Ryan vaciló sólo un segundo. Quería ver cómo lo hacía… ahí, delante de sus propias narices.
– Si no consigue quitárselas, nos sentaremos a hablar sobre el contrato -dijo mientras le colocaba las muñecas. Levantó la cabeza para mirarlo con los ojos chispeantes-. No llamaremos al cerrajero hasta que haya firmado.
– No creo que vayamos a necesitarlo
Pierce levantó las esposas, abiertas ya, colgando de sus muñecas.
– ¿Pero…, cómo…? -Ryan no daba crédito a lo que acababa de presenciar. Sacudió la cabeza, incapaz de articular palabra. Había sido demasiado fácil. Se había liberado de las esposas demasiado rápido. Las agarró de nuevo. Pierce advirtió cómo cambiaba su expresión, pasando del asombro a la duda. Era justo lo que esperaba se ella-. Están trucadas. Se las han hecho especialmente para usted. Tienen que tener un botón o algo -murmuró Ryan mientras les daba vueltas inspeccionándolas a fondo.
– ¿Por qué no prueba a quitárselas usted? -sugirió y le cerró las esposas alrededor de las muñecas antes de que pudiera negarse. Pierce esperó a ver si se enfadaba, pero Ryan se echó a reír,
– La verdad es que me lo he ganado -dijo mirándolo sonriente. Luego se concentró en las esposas. Forcejeó con ellas, empujó con las muñecas hacia afuera desde distintos ángulos, pero las esposas siguieron firmes-. No le veo el truco… Si hay algún botón, tendría que dislocarse la muñeca para pulsarlo… Está bien, usted gana.. Son de verdad. ¿Puede quitármelas? -se rindió después de varios intentos más.

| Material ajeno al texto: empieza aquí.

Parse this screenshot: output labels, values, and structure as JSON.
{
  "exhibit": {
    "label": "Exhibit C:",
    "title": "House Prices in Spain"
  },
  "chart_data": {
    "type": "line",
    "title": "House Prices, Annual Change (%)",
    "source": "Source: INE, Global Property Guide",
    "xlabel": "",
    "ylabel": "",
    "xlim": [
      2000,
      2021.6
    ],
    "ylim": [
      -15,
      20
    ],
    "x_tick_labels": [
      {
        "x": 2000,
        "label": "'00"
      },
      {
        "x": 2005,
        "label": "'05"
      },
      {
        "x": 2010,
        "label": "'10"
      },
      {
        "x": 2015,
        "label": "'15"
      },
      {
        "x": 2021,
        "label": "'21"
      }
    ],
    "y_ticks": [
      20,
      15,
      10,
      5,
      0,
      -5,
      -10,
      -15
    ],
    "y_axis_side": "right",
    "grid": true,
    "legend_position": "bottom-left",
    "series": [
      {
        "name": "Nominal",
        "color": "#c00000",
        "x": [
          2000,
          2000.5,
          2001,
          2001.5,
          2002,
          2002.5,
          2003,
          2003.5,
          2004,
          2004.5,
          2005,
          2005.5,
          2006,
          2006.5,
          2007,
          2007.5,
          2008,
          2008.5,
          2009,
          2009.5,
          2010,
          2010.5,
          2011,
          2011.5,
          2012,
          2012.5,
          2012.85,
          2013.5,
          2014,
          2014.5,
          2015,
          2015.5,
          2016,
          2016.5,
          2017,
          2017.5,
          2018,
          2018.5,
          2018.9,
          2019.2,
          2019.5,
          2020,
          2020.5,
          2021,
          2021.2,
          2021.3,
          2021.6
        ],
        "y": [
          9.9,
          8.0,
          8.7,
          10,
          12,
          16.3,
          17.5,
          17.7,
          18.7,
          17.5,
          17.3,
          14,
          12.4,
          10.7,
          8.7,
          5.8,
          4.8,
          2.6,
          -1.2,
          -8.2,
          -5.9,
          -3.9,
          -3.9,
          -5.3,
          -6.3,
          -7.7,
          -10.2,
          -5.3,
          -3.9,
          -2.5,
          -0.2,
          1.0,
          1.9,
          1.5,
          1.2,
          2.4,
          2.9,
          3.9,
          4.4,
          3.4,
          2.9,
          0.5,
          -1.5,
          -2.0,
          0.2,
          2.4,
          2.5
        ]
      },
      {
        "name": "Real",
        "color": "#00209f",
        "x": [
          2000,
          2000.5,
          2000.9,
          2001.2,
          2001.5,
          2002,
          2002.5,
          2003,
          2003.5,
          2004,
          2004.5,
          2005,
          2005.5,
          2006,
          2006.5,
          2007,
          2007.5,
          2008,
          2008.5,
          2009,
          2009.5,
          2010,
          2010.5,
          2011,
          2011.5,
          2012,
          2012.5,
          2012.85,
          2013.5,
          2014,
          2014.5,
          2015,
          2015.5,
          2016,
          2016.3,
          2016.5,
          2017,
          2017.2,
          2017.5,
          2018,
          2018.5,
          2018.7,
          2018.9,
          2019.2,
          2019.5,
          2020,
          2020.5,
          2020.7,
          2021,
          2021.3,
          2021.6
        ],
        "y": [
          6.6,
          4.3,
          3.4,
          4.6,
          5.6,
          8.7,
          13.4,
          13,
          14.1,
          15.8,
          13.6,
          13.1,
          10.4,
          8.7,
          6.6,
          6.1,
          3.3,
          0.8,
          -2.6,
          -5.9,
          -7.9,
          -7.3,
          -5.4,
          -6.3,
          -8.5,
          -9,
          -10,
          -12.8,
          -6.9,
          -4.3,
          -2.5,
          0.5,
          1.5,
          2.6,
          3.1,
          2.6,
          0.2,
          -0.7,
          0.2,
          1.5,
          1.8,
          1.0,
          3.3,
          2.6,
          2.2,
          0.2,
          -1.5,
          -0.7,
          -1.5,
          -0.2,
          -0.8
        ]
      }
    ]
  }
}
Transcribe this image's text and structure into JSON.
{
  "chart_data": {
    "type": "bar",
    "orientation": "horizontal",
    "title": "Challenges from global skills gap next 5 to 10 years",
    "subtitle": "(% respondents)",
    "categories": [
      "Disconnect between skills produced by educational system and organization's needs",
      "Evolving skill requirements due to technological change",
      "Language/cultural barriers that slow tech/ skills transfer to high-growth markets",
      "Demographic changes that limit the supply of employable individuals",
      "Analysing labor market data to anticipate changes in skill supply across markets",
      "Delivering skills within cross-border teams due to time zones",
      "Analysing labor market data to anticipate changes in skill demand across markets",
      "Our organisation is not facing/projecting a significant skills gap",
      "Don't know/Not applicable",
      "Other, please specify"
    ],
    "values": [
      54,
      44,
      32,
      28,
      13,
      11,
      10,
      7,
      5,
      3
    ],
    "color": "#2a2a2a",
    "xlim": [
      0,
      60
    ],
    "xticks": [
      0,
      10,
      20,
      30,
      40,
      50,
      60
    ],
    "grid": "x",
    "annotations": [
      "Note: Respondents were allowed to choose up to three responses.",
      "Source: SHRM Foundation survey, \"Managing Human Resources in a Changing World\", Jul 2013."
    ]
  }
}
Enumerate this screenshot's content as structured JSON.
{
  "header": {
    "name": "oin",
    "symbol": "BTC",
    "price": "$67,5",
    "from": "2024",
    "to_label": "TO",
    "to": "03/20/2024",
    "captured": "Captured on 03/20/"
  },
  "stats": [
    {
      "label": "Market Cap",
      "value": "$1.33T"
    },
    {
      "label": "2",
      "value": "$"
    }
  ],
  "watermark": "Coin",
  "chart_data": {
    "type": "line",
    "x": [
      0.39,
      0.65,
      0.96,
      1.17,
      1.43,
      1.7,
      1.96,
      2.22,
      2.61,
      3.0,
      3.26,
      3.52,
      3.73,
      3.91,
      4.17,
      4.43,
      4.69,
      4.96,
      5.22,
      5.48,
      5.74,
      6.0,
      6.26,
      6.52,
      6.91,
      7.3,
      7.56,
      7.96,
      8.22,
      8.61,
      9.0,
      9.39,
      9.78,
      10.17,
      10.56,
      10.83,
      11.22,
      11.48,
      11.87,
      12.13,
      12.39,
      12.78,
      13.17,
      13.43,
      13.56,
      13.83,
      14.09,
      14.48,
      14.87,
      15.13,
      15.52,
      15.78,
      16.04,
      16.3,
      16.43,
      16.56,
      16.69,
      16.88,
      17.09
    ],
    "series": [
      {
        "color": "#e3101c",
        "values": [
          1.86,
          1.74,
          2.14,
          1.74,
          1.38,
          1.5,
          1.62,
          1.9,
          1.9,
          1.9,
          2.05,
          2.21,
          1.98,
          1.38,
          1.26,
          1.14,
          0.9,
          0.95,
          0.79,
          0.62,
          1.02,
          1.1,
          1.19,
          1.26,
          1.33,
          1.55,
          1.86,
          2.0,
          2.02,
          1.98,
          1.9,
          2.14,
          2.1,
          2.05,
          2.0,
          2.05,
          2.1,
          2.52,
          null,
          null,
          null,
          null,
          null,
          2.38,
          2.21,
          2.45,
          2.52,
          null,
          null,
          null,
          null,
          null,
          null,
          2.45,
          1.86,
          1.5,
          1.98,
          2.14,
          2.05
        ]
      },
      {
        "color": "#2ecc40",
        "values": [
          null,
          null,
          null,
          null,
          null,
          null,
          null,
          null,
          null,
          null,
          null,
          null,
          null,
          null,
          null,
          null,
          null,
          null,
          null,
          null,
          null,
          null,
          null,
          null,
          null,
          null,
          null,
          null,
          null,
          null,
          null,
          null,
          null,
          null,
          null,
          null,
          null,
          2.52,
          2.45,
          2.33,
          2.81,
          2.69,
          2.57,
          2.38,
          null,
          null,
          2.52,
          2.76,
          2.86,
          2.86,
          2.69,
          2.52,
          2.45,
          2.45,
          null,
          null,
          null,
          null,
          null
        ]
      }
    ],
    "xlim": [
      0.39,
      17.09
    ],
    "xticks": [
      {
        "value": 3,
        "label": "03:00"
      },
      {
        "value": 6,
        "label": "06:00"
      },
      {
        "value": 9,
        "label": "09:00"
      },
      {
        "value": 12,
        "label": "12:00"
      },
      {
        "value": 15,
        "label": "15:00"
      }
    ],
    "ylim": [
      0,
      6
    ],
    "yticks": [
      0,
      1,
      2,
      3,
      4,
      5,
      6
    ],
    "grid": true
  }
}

– Puede -murmuró Pierce mientras tomaba las muñecas de Ryan en sus manos.
– Una respuesta tranquilizadora -replicó ella con ironía. Pero ambos sintieron que el pulso se les aceleraba cuando Pierce le pasó el pulgar sobre una de las muñecas. Siguió mirándola con la misma intensidad de la noche anterior. Ryan se aclaró la voz, pero no pudo evitar que le saliera ronca-. Creo… creo que es mejor que… No -dijo cuando los dedos de Pierce se deslizaron por la vena de la muñeca, aunque no estaba segura de qué estaba intentando rechazar.
En silencio, Pierce le levantó las manos y le hizo pasar los brazos por encima de la cabeza de él, de modo que Ryan quedase pegada a su cuerpo.
No permitiría que volviese a suceder. Esa vez protestaría.
– No -Ryan trató de liberarse, en vano, pues la boca de Pierce ya estaba sobre la suya.
En esa ocasión su boca no fue tan paciente ni sus manos tan lentas. Pierce le sujetó las caderas mientras la instaba con la lengua a separar los labios. Ryan trató de vencer aquella sensación de impotencia; impotencia que tenía más que ver con sus propias necesidades que con las esposas que la tenían maniatada. Su cuerpo respondía plenamente a las atenciones de Pierce. Presionados por los de él, sus labios se abrieron hambrientos. Los de él eran firmes y fríos, mientras que los de ella eran suaves y se estaban calentando por segundos. Lo oyó murmurar algo mientras se la acercaba más todavía. Un conjuro, pensó mareada. La estaba hechizando, no quedaba otra explicación.
Pero fue un gemido de placer, no una protesta, lo que escapó de su boca cuando las manos de Pierce resbalaron por los lados de sus pechos. Lenta y agónicamente, fue trazando círculos concéntricos cada vez más pequeños, hasta que introdujo las manos entre los cuerpos de ambos para pellizcarle los pezones con los pulgares. Ryan se apretó contra él y le mordió el labio inferior pidiéndole más. Pierce hundió las manos en su cabello y le echó la cabeza hacia atrás para poder apoderarse por completo de los labios de Ryan.